International donors like the World Bank, who are using the ID database for cash distributions, say they are happy with the system. The bank helps fund a program where around 5.5 million poor families who have registered with NADRA get $10 a month.

“More countries are using cash transfers because poor families can choose what to buy and are more likely to get the money on time than aid given in other ways,” said a World Bank spokesman.

Neighbouring India helps its poor via subsidised food or fuel, but much of its aid is stolen and ends up on the black market. Recent efforts to link benefits to identity cards there have been chaotic.

Country’s new ID registrations helped eliminate 37 million ghost voters and add around 44 million real people to electoral roles, said Malik, adding voters can now use their ID number to check their registration by text message. A date has not yet been set for the next election, due in the first half 2013.

In future, the ID database may also help in the fight against tax evasion, fraud and crime, but only if the government uses the information, say sceptics like tax expert Ikramul Haq.

In a country where less than one per cent of citizens pay income tax, NADRA has identified more than 2 million rich tax cheats, Malik said.

The federal board of revenue estimates tax evasion means as much as US$50 billion is missing from the treasury, money that could be used to upgrade crumbling schools and hospitals.

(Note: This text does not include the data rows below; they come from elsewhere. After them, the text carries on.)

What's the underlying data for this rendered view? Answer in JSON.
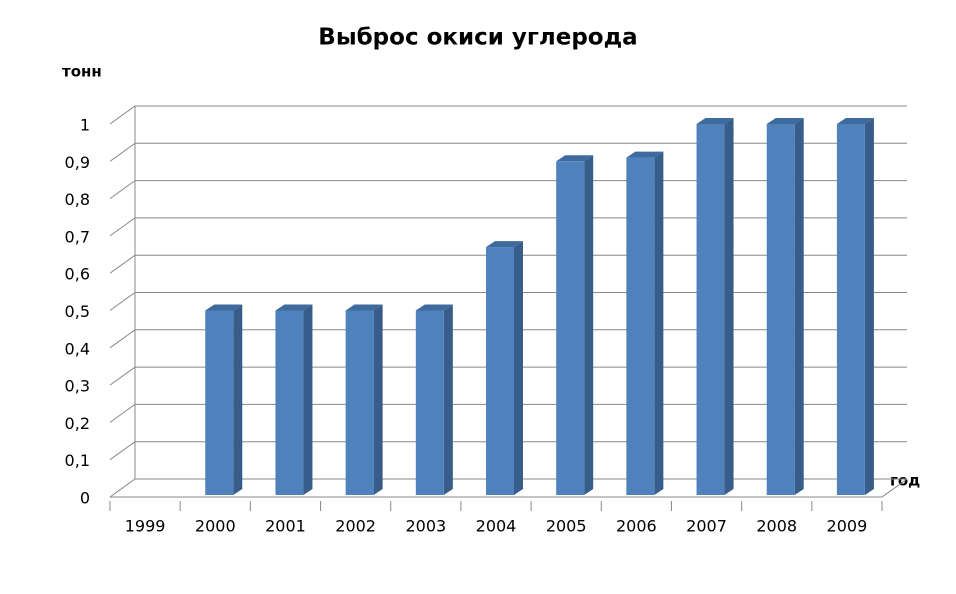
{
  "chart_data": {
    "type": "bar3d",
    "title": "Выброс окиси углерода",
    "y_label": "тонн",
    "x_label": "год",
    "categories": [
      "1999",
      "2000",
      "2001",
      "2002",
      "2003",
      "2004",
      "2005",
      "2006",
      "2007",
      "2008",
      "2009"
    ],
    "values": [
      0,
      0.5,
      0.5,
      0.5,
      0.5,
      0.67,
      0.9,
      0.91,
      1,
      1,
      1
    ],
    "color": "#4f81bd",
    "ylim": [
      0,
      1
    ],
    "yticks": [
      0,
      {
        "value": 0.1,
        "label": "0,1"
      },
      {
        "value": 0.2,
        "label": "0,2"
      },
      {
        "value": 0.3,
        "label": "0,3"
      },
      {
        "value": 0.4,
        "label": "0,4"
      },
      {
        "value": 0.5,
        "label": "0,5"
      },
      {
        "value": 0.6,
        "label": "0,6"
      },
      {
        "value": 0.7,
        "label": "0,7"
      },
      {
        "value": 0.8,
        "label": "0,8"
      },
      {
        "value": 0.9,
        "label": "0,9"
      },
      1
    ],
    "grid": true
  }
}
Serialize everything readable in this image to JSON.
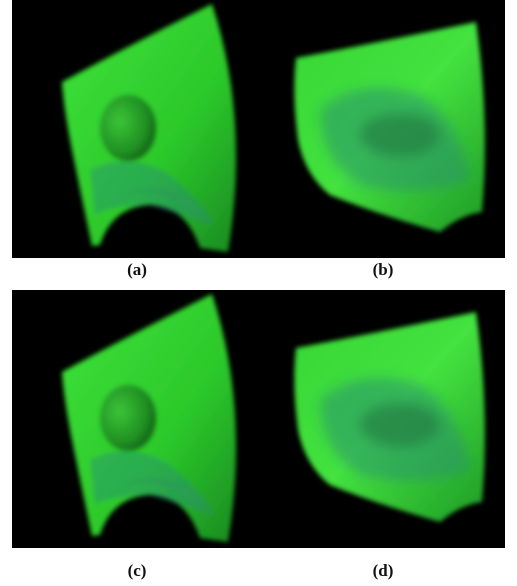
{
  "panels": [
    {
      "label": "(a)"
    },
    {
      "label": "(b)"
    },
    {
      "label": "(c)"
    },
    {
      "label": "(d)"
    }
  ]
}
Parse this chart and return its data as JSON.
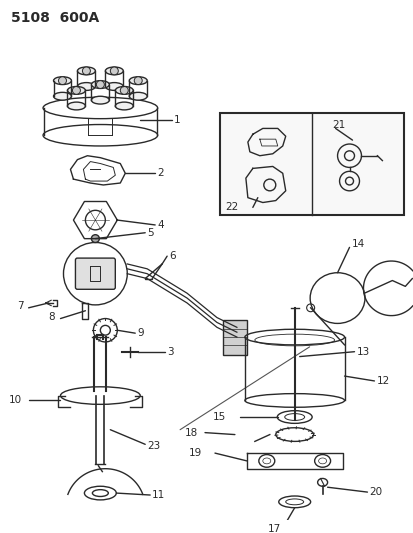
{
  "title": "5108  600A",
  "bg_color": "#ffffff",
  "line_color": "#2a2a2a",
  "fig_width": 4.14,
  "fig_height": 5.33,
  "dpi": 100
}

But so far, country’s wealthy tax cheats remain untouched, yet authorities, mindful of pressure from the International Monetary Fund, are making noises about cracking down.

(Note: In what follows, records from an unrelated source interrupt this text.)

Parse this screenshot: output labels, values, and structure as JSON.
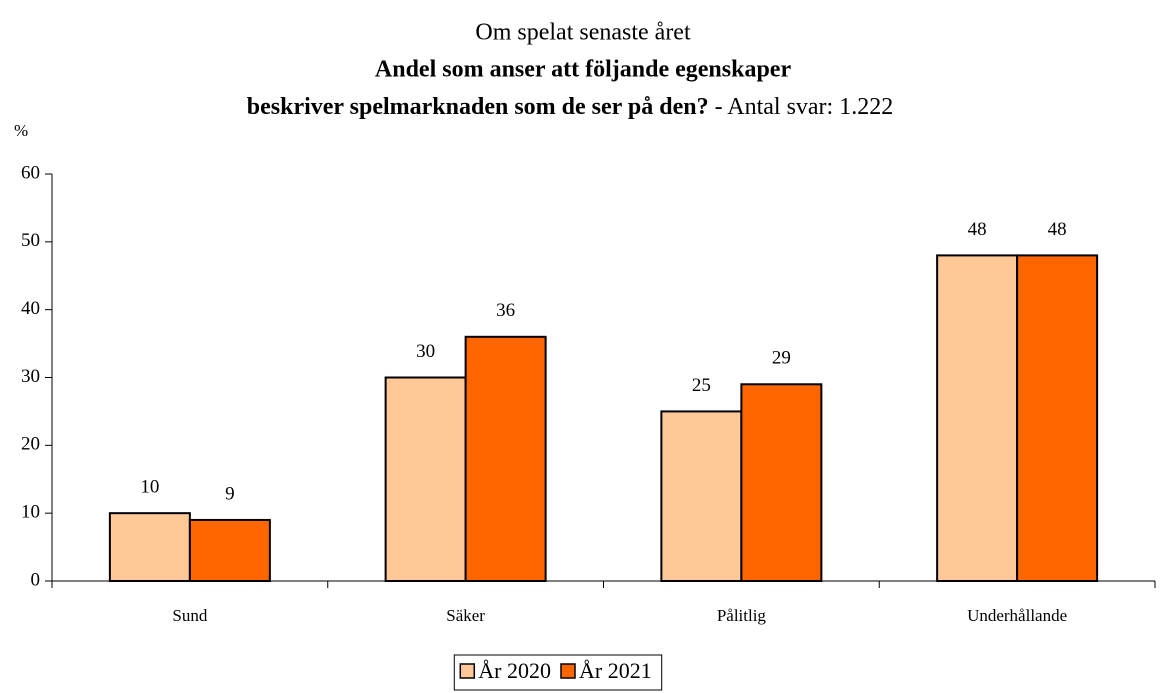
{
  "chart_data": {
    "type": "bar",
    "title": "Om spelat senaste året",
    "subtitle": [
      "Andel som anser att följande egenskaper",
      "beskriver spelmarknaden som de ser på den?"
    ],
    "subtitle_note": "- Antal svar: 1.222",
    "y_label": "%",
    "categories": [
      "Sund",
      "Säker",
      "Pålitlig",
      "Underhållande"
    ],
    "series": [
      {
        "name": "År 2020",
        "color": "#FFC896",
        "values": [
          10,
          30,
          25,
          48
        ]
      },
      {
        "name": "År 2021",
        "color": "#FF6600",
        "values": [
          9,
          36,
          29,
          48
        ]
      }
    ],
    "ylim": [
      0,
      60
    ],
    "yticks": [
      0,
      10,
      20,
      30,
      40,
      50,
      60
    ],
    "legend": "bottom"
  }
}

“We have so many enemies. The rich, who are not accustomed to pay taxes, pension cartels, politicians who want their voters to get benefits they are not entitled to,” said Malik.

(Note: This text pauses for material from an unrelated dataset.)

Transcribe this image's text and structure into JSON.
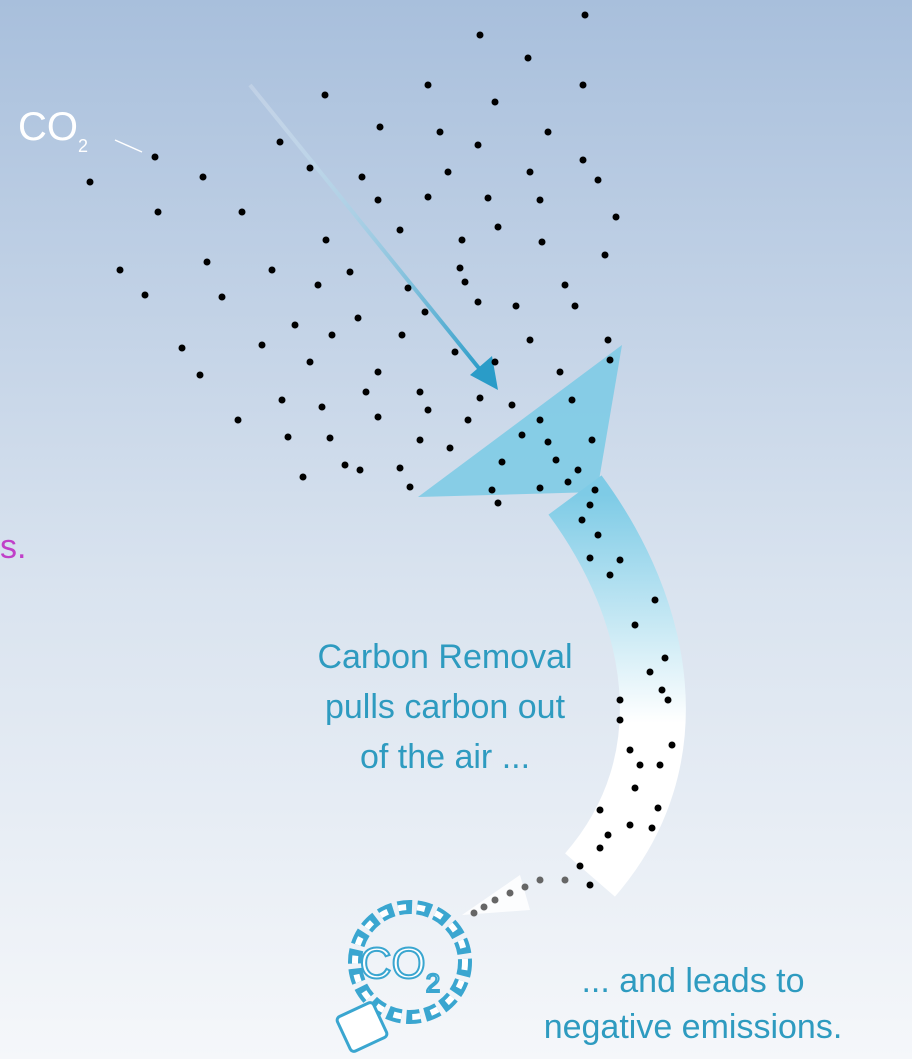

Registering country’s 180 million population, spread from the Indian Ocean to the Himalayas, meant sending mobile registration vans and skiers laden with bulky equipment to far-flung villages and setting up booths at fairs.

Registration drives were carried out at camps for displaced families who fled fighting along the dangerous mountain regions that border Afghanistan. But registration in the remote and troubled region has been lower than elsewhere.

In conservative towns where women in black or blue burqas scurry through ramshackle bazaars, women-only ID centres were established after the Taliban objected to men taking women’s fingerprints.

Pakistan’s ID database registration operation has not been immune to corruption. Local newspapers carry frequent complaints that NADRA staff ask for cash to help the poor or illiterate get their benefits.

Around half of the 20 people Reuters interviewed said that cards often contain deliberate errors and corrections are costly.

“My name is Ikram Khan and they mentioned in my ID card as Ikram Gul. It was their fault but they made me suffer,” grumbled Khan as he waited in line in Peshawar.

In Lahore, housemaid Faiza Biti, 29, said she’d been trying for more than a year to change her place of residence but officials kept telling her to pay $50.

Several interviewees said Afghan refugees can get cards illegally by paying around $800. The daily wage for a laborer is about $2.

Malik admits corruption is a problem, but says he is working on eliminating it and has sacked corrupt employees. “We’ve already let more than 160 people go,” he said.

This year, NADRA personnel had their basic pay raised to about $150 a month, a living wage in Pakistan, and wealthy citizens can now pay $10 extra for fast “executive” service, diverting pay-offs into government coffers.

Most citizens grudgingly say NADRA isn’t too bad.

The real question is how the government will use its data. So far, there’s little indication it will force through tough reforms, said Haq, citing the government’s amnesty on tax cheats which starts this month.

Powerful politicians and businessmen continue to dodge the taxman. Police can theoretically use the database to gain information about suspects, but they often lack the training on how to take fingerprints.

Malik said it is up to the government to use NADRA’s information to change Pakistan.

“Our job is to do data analysis,” he said. “The rest of it is up to them.”